Para el católico, mientras que la Revelación se completó hace dos mil años, la Tradición continúa abierta. Mantiene viva la obligación de seguir cultivando la riqueza que la fundamenta. El depósito de la Fe no es un depósito bancario sobre el que decidir qué inversiones pueden resultar más rentables. Del mismo modo, la especulación filosófica, como una meditación profunda sobre las cuestiones decisivas, nada tiene que ver con operaciones especulativas que trafican con mercancías culturales de las que se espera obtener un rédito económico. No. La Tradición no es un bloque inerte del pasado que cada generación actualiza modificando o adaptando a sus necesidades, ya sea obsesionada con mantenerla intacta, ya sea empeñada en transformarla permanentemente, como si el presente gozase de una presciencia sobre el pasado y el futuro que le permita juzgar sus relaciones. La Tradición exige la creatividad más difícil: ser fiel al Espíritu que la anima, atenta al cruce entre el tiempo y la eternidad. La Tradición no necesita originalidades. La Tradición no es lineal; debería ser siempre contemporánea. Por eso, dialoga permanentemente consigo misma con la mirada puesta en el único intérprete: Cristo. Por desgracia para la Modernidad, todas sus herejías son tan solo variantes tecnificadas de aquellas con la que la Tradición no ha cesado nunca de purificarse.

Su poética desarrolla tres dimensiones fundamentales de Occidente atacadas por la Modernidad: la familia, la escuela y el monasterio. ¿Por qué estas tres y no otras?

Creo que son los tres espacios sociales y antropológicos fundamentales de toda comunidad humana, cuya sola existencia desafía el proyecto totalizador de los poderes actuales. No es que quieran que aquellos desaparezcan; les hacen falta, pero reducidos a la servidumbre absoluta de sus intereses. Las figuras del padre, el maestro y el monje, sometidos a un juicio sumario y casi condenados a la pena capital de la cancelación, en nombre de una enmienda total a la historia occidental, no son, en último término, sino la cortina de humo para asaltar y asolar el reducto último de la imaginación humana: la libertad del Paraíso. Ahora le toca el turno de la destrucción a la mujer, madre y maestra.   

¿Cómo explicar a quienes se sienten atraídos por su libro que el monasterio es la expresión más genuina del cristiano? ¿Hasta qué punto es necesario imitar a la vida del monje?

Una de las citas fundamentales de mi libro proviene del libro El sentido de la vida monástica del teólogo francés Louis Bouyer: «La vocación del monje es la de todo bautizado llevado a un máximo de urgencia». Quiero insistir en que no propongo el modo de vida monacal o el estado religioso como el modelo de vida para el cristiano, tema ya absolutamente superado, pues cada cual está llamado a alcanzar la perfección propia de su estado sin necesidad de compararse con la de otro.
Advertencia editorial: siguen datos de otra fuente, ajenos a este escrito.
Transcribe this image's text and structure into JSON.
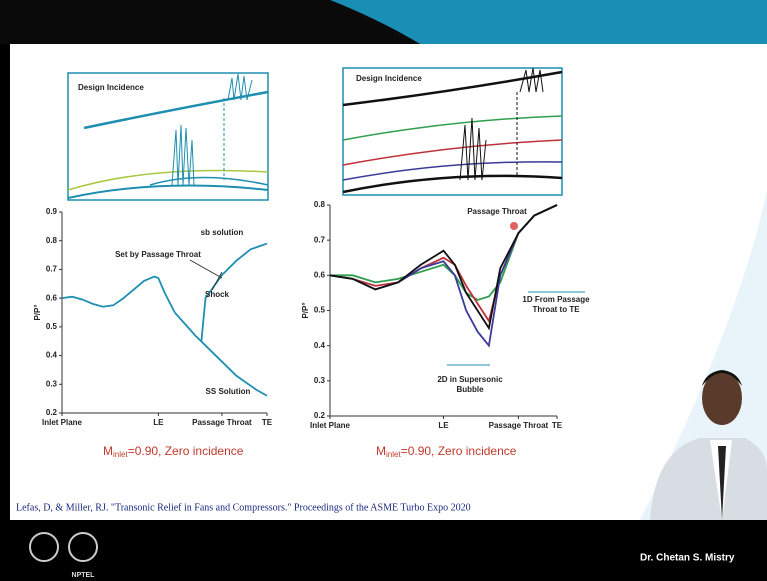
{
  "chart_data": [
    {
      "type": "line",
      "diagram_title": "Design Incidence",
      "y_label": "P/P°",
      "caption": {
        "main": "M",
        "sub": "inlet",
        "rest": "=0.90, Zero incidence"
      },
      "xlim": [
        0,
        1
      ],
      "ylim": [
        0.2,
        0.9
      ],
      "xticks": [
        {
          "value": 0,
          "label": "Inlet Plane"
        },
        {
          "value": 0.47,
          "label": "LE"
        },
        {
          "value": 0.78,
          "label": "Passage Throat"
        },
        {
          "value": 1,
          "label": "TE"
        }
      ],
      "yticks": [
        0.2,
        0.3,
        0.4,
        0.5,
        0.6,
        0.7,
        0.8,
        0.9
      ],
      "series": [
        {
          "color": "#1e8fb0",
          "x": [
            0,
            0.05,
            0.1,
            0.15,
            0.2,
            0.25,
            0.3,
            0.35,
            0.4,
            0.45,
            0.47,
            0.5,
            0.55
          ],
          "values": [
            0.6,
            0.605,
            0.595,
            0.58,
            0.57,
            0.575,
            0.6,
            0.63,
            0.66,
            0.675,
            0.67,
            0.62,
            0.55
          ]
        },
        {
          "name": "SS Solution",
          "color": "#1e8fb0",
          "x": [
            0.55,
            0.65,
            0.75,
            0.85,
            0.95,
            1.0
          ],
          "values": [
            0.55,
            0.47,
            0.4,
            0.33,
            0.28,
            0.26
          ]
        },
        {
          "name": "sb solution",
          "color": "#1e8fb0",
          "x": [
            0.68,
            0.7,
            0.75,
            0.78,
            0.85,
            0.92,
            1.0
          ],
          "values": [
            0.45,
            0.6,
            0.65,
            0.68,
            0.73,
            0.77,
            0.79
          ]
        }
      ],
      "annotations": [
        "Set by Passage Throat",
        "Shock"
      ]
    },
    {
      "type": "line",
      "diagram_title": "Design Incidence",
      "y_label": "P/P°",
      "caption": {
        "main": "M",
        "sub": "inlet",
        "rest": "=0.90, Zero incidence"
      },
      "xlim": [
        0,
        1
      ],
      "ylim": [
        0.2,
        0.8
      ],
      "xticks": [
        {
          "value": 0,
          "label": "Inlet Plane"
        },
        {
          "value": 0.5,
          "label": "LE"
        },
        {
          "value": 0.83,
          "label": "Passage Throat"
        },
        {
          "value": 1,
          "label": "TE"
        }
      ],
      "yticks": [
        0.2,
        0.3,
        0.4,
        0.5,
        0.6,
        0.7,
        0.8
      ],
      "series": [
        {
          "color": "#2e9e4f",
          "x": [
            0,
            0.1,
            0.2,
            0.3,
            0.4,
            0.5,
            0.55,
            0.6,
            0.65,
            0.7,
            0.75,
            0.83,
            0.9,
            1
          ],
          "values": [
            0.6,
            0.6,
            0.58,
            0.59,
            0.61,
            0.63,
            0.6,
            0.55,
            0.53,
            0.54,
            0.58,
            0.72,
            0.77,
            0.8
          ]
        },
        {
          "color": "#c0303a",
          "x": [
            0,
            0.1,
            0.2,
            0.3,
            0.4,
            0.5,
            0.55,
            0.6,
            0.65,
            0.7,
            0.75,
            0.83,
            0.9,
            1
          ],
          "values": [
            0.6,
            0.59,
            0.57,
            0.58,
            0.62,
            0.65,
            0.63,
            0.57,
            0.52,
            0.47,
            0.6,
            0.72,
            0.77,
            0.8
          ]
        },
        {
          "color": "#3a3a9a",
          "x": [
            0,
            0.1,
            0.2,
            0.3,
            0.4,
            0.5,
            0.55,
            0.6,
            0.65,
            0.7,
            0.75,
            0.83,
            0.9,
            1
          ],
          "values": [
            0.6,
            0.59,
            0.56,
            0.58,
            0.62,
            0.64,
            0.6,
            0.5,
            0.44,
            0.4,
            0.6,
            0.72,
            0.77,
            0.8
          ]
        },
        {
          "color": "#111111",
          "x": [
            0,
            0.1,
            0.2,
            0.3,
            0.4,
            0.5,
            0.55,
            0.6,
            0.65,
            0.7,
            0.75,
            0.83,
            0.9,
            1
          ],
          "values": [
            0.6,
            0.59,
            0.56,
            0.58,
            0.63,
            0.67,
            0.63,
            0.55,
            0.5,
            0.45,
            0.62,
            0.72,
            0.77,
            0.8
          ]
        }
      ],
      "annotations": [
        "Passage Throat",
        "1D From Passage",
        "Throat to TE",
        "2D in Supersonic",
        "Bubble"
      ]
    }
  ],
  "footer": {
    "citation": "Lefas, D, & Miller, RJ. \"Transonic Relief in Fans and Compressors.\" Proceedings of the ASME Turbo Expo 2020",
    "presenter": "Dr. Chetan S. Mistry",
    "logo_text": "NPTEL"
  }
}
Por el contrario, me interesa subrayar que en la vida del monje el cristiano puede encontrar elementos que son esenciales a su vocación cristiana. El monje no es alguien que ha abandonado al mundo en busca de una tranquilidad interior o de una espiritualidad intimista. Como Elías o como San Juan Bautista, ha sido arrancado de sus seguridades para dar el testimonio de que una sola cosa es necesaria: el Reino de Dios y su justicia. Los desiertos hoy se han traslado al corazón mismo de nuestras ciudades. Dar fe de la esperanza en el amor que nos reúne a los cristianos necesita de las oraciones y, por qué no, del ejemplo de la vida monástica que sigue aquilatando y haciendo presente la Tradición.

Se basa en los clásicos, empezando por la Biblia, para desarrollar su propuesta, y alaba a John Senior y a sus enseñanzas antimodernistas a través de los grandes libros. Sin embargo, creo haberle entendido que completa o matiza este programa. ¿En qué sentido?
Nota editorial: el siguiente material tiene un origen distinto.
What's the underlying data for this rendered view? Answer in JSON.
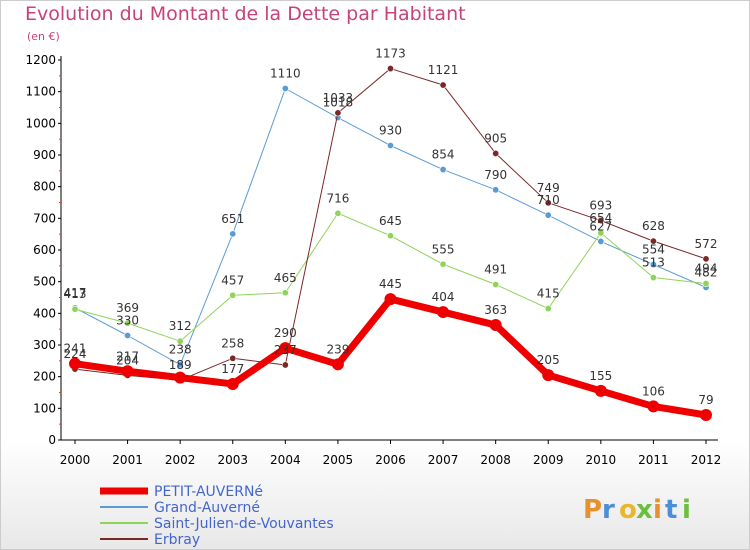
{
  "chart_data": {
    "type": "line",
    "title": "Evolution du Montant de la Dette par Habitant",
    "unit_label": "(en €)",
    "xlabel": "",
    "ylabel": "",
    "x": [
      "2000",
      "2001",
      "2002",
      "2003",
      "2004",
      "2005",
      "2006",
      "2007",
      "2008",
      "2009",
      "2010",
      "2011",
      "2012"
    ],
    "ylim": [
      0,
      1200
    ],
    "yticks": [
      0,
      100,
      200,
      300,
      400,
      500,
      600,
      700,
      800,
      900,
      1000,
      1100,
      1200
    ],
    "grid": false,
    "legend_position": "bottom-left",
    "series": [
      {
        "name": "PETIT-AUVERNé",
        "color": "#ee0000",
        "width": 7,
        "dot": 6,
        "values": [
          241,
          217,
          197,
          177,
          290,
          239,
          445,
          404,
          363,
          205,
          155,
          106,
          79
        ],
        "labels": [
          "241",
          "217",
          "",
          "177",
          "290",
          "239",
          "445",
          "404",
          "363",
          "205",
          "155",
          "106",
          "79"
        ]
      },
      {
        "name": "Grand-Auverné",
        "color": "#5b9bd5",
        "width": 1,
        "dot": 3.2,
        "values": [
          417,
          330,
          238,
          651,
          1110,
          1018,
          930,
          854,
          790,
          710,
          627,
          554,
          482
        ],
        "labels": [
          "417",
          "330",
          "238",
          "651",
          "1110",
          "1018",
          "930",
          "854",
          "790",
          "710",
          "627",
          "554",
          "482"
        ]
      },
      {
        "name": "Saint-Julien-de-Vouvantes",
        "color": "#8fd45a",
        "width": 1,
        "dot": 3.2,
        "values": [
          413,
          369,
          312,
          457,
          465,
          716,
          645,
          555,
          491,
          415,
          654,
          513,
          494
        ],
        "labels": [
          "413",
          "369",
          "312",
          "457",
          "465",
          "716",
          "645",
          "555",
          "491",
          "415",
          "654",
          "513",
          "494"
        ]
      },
      {
        "name": "Erbray",
        "color": "#7a2727",
        "width": 1,
        "dot": 3.2,
        "values": [
          224,
          204,
          189,
          258,
          237,
          1033,
          1173,
          1121,
          905,
          749,
          693,
          628,
          572
        ],
        "labels": [
          "224",
          "204",
          "189",
          "258",
          "237",
          "1033",
          "1173",
          "1121",
          "905",
          "749",
          "693",
          "628",
          "572"
        ]
      }
    ]
  },
  "brand": {
    "logo_text": "Proxiti"
  }
}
A John Senior lo admiro mucho y no me atrevería a matizar o a completar su programa, el cual, de una u otra manera, sigue vigente hoy a través del impulso que está cobrando la idea de una nueva educación “liberal”. Es cierto que me gustaría resaltar más la faceta monástica de su programa, por la que tanto luchó y que tantos frutos buenos ha dado. No tengo inconveniente en admitir que el tomismo sea una philosophia perennis —no aeternalis—, pero me parece necesario resaltar que el pensamiento monástico no es un complemento espiritual o el anticipo del conocimiento de la verdad que la filosofía escolástica coronaría. Me conmueve que santo Tomás al final de su vida considerase toda su obra como paja. En ello creo advertir su conciencia de que el vuelo de la razón, contribuyendo a profundizar en el misterio de la fe, necesita apoyarse en el deseo de las letras y el amor de Dios, entre gramática y escatología, con que el pensamiento monástico la sostiene. Es así la mía una visión del mismo Senior, pero desde otro ángulo.

Defiende de manera clara e inequívoca la familia natural frente a los nuevos modelos familiares, y se agradece. Cada vez es más difícil encontrar declaraciones así por una prudencia mal entendida.

Créame si le digo que, mientras escribía esas páginas, me estremecía la tentación de la “prudencia”. Un cristiano de verdad no debería convertirse en la caricatura de un fariseo legalista entregado a una mentalidad de estrecho canonismo. La doctrina y la pastoral, la misericordia y la justicia, la contemplación y la acción deberían estar entretejidas en su vida como lo están el hogar, la escuela y la celda. La conciencia es un sagrario en tanto que el claustro donde cada uno se recoge a solas para escuchar la Palabra de Dios. Por ello, para vencer la tentación que usted me señala, me acogí, claro, a la figura del monje que, en su soledad, sabe que el silencio nada vale por sí mismo si no está destinado a que brille la luz de la Verdad y de la Vida. También pensé que, tras tantos años reivindicando mi comunión con Léon Bloy, no me podía permitir su mirada fulminante atravesando la catarata de la eternidad. Sin ánimo de polemizar, es preciso asumir con paz que querer testimoniar la verdad es a veces mucho más peligroso que desmontar mentiras.

¿Cómo recuperar las Humanidades en un mundo cada vez más transhumano? ¿No es demasiado fuerte la tentación del desaliento?

Nuestra época busca, por encima de todo, planificar, diseñar y ejecutar. Triunfan las metodologías. Parece como si todo aquello que no produzca resultados debiera replantearse. Las Humanidades, ciertamente, están zarandeadas, casi naufragadas. Pero resisten; por más que se quieren adueñar de su prestigio los departamentos de ciencias sociales y económicas, no logran ajustarlas a sus técnicas. «Conviene orar sin descanso», dice el Evangelio. Nada de derrotismo. Como ante el scriptorium o en el coro monástico conviene leer y meditar sin cesar, hablar bien y pensar mejor, ejercitar la gramática y contemplar el sentido de las obras de nuestra cultura, desde Homero y el Génesis hasta los poetas y novelistas que hoy siguen manteniendo en pie las preguntas fundamentales de nuestra existencia.